Gene is in denial much of the time, and it is up to the resilient Clifford, who has managed to cut through the chaos and excel academically – even earning a scholarship to the acclaimed Rhode Island School of Design and working in advertising – to become his mother’s caretaker. He coaxes her off a fire escape and rescues her from a hospital emergency room, trying to get her the proper care.
While the tone is dark, there is fun to be had, especially in the musicians’ convoluted explanation of “jazzonomics”: The carefully-calibrated dance between working and collecting unemployment benefits, and the celebration that ensues when Clifford briefly joins the family business and cashes his first unemployment check.
The jazz riffs that permeate the piece are always welcome, especially with the Clifford Brown classic “A Night in Tunisia.” The lighting by Erik Fox and sound design Tim Rose are both effective, as are Anna Silva’s costumes.
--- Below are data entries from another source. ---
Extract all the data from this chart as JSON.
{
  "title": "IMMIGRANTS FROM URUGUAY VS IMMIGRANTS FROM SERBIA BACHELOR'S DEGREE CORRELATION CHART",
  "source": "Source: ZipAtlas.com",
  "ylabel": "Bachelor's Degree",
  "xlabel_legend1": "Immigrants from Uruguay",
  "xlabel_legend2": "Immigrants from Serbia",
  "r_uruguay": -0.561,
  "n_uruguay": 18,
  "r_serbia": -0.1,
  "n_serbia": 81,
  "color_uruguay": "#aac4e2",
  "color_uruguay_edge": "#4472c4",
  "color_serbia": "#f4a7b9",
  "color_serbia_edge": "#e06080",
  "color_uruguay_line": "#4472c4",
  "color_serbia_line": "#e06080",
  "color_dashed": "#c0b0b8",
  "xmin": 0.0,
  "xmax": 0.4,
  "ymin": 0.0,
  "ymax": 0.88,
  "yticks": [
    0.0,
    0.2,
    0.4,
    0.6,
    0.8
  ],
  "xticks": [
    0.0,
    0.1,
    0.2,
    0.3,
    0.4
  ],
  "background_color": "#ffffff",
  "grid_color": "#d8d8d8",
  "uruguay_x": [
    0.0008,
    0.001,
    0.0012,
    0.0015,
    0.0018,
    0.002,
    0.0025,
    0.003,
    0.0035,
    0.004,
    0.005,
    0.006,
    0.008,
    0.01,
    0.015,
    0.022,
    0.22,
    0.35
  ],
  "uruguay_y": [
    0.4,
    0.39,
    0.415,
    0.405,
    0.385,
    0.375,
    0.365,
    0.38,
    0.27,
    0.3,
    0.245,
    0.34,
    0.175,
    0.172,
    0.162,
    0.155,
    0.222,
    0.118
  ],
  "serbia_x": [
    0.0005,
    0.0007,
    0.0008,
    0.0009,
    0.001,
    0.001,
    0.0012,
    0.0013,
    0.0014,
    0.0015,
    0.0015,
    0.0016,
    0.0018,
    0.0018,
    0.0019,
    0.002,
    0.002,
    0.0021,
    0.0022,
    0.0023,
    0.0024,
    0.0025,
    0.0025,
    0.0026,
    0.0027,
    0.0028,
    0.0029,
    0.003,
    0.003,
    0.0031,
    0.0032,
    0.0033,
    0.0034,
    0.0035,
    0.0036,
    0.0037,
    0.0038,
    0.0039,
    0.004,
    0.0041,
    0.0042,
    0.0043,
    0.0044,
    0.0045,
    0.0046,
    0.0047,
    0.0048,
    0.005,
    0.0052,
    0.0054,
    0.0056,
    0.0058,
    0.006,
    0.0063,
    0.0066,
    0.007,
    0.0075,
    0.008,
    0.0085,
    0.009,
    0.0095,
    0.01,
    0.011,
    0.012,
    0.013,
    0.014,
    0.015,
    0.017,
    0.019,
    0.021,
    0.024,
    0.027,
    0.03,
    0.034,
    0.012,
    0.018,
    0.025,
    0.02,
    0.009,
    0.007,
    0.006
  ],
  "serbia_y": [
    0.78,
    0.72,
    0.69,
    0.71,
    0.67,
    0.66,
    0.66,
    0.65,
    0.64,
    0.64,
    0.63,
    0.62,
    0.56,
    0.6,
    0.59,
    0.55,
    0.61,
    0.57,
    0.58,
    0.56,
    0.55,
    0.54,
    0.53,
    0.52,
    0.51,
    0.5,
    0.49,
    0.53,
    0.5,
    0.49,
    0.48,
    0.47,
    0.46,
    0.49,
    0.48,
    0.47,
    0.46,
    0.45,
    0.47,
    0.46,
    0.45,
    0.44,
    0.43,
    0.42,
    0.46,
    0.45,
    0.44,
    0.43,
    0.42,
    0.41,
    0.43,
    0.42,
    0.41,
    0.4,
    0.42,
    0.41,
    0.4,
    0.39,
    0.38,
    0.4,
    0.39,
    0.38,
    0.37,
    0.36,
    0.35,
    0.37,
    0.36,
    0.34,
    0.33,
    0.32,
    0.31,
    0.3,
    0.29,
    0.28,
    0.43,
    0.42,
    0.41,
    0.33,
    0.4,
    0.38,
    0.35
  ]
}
Director Russell R. Greene has molded his cast into a tight ensemble, playing off one another expertly; “Side Man” flows briskly at two hours, including an intermission.
Dirik hit on something in describing “Side Man”: “Jazz isn’t the only thing rock and roll destroyed.”
In the way it explores the death of the American Dream for the jazz era’s “side man,” Leight’s piece has something in common with an iconic work: The demise of the traveling salesman in “Death of a Salesman.” Good company to keep.
Theater UnCorked’s presentation of Warren Leight’s “Side Man.” Directed by Russell R. Greene. At the Plaza Theatre of the Boston Center for the Arts, 539 Tremont St., Boston, through May 7. Tickets: bostontheatrescene.com.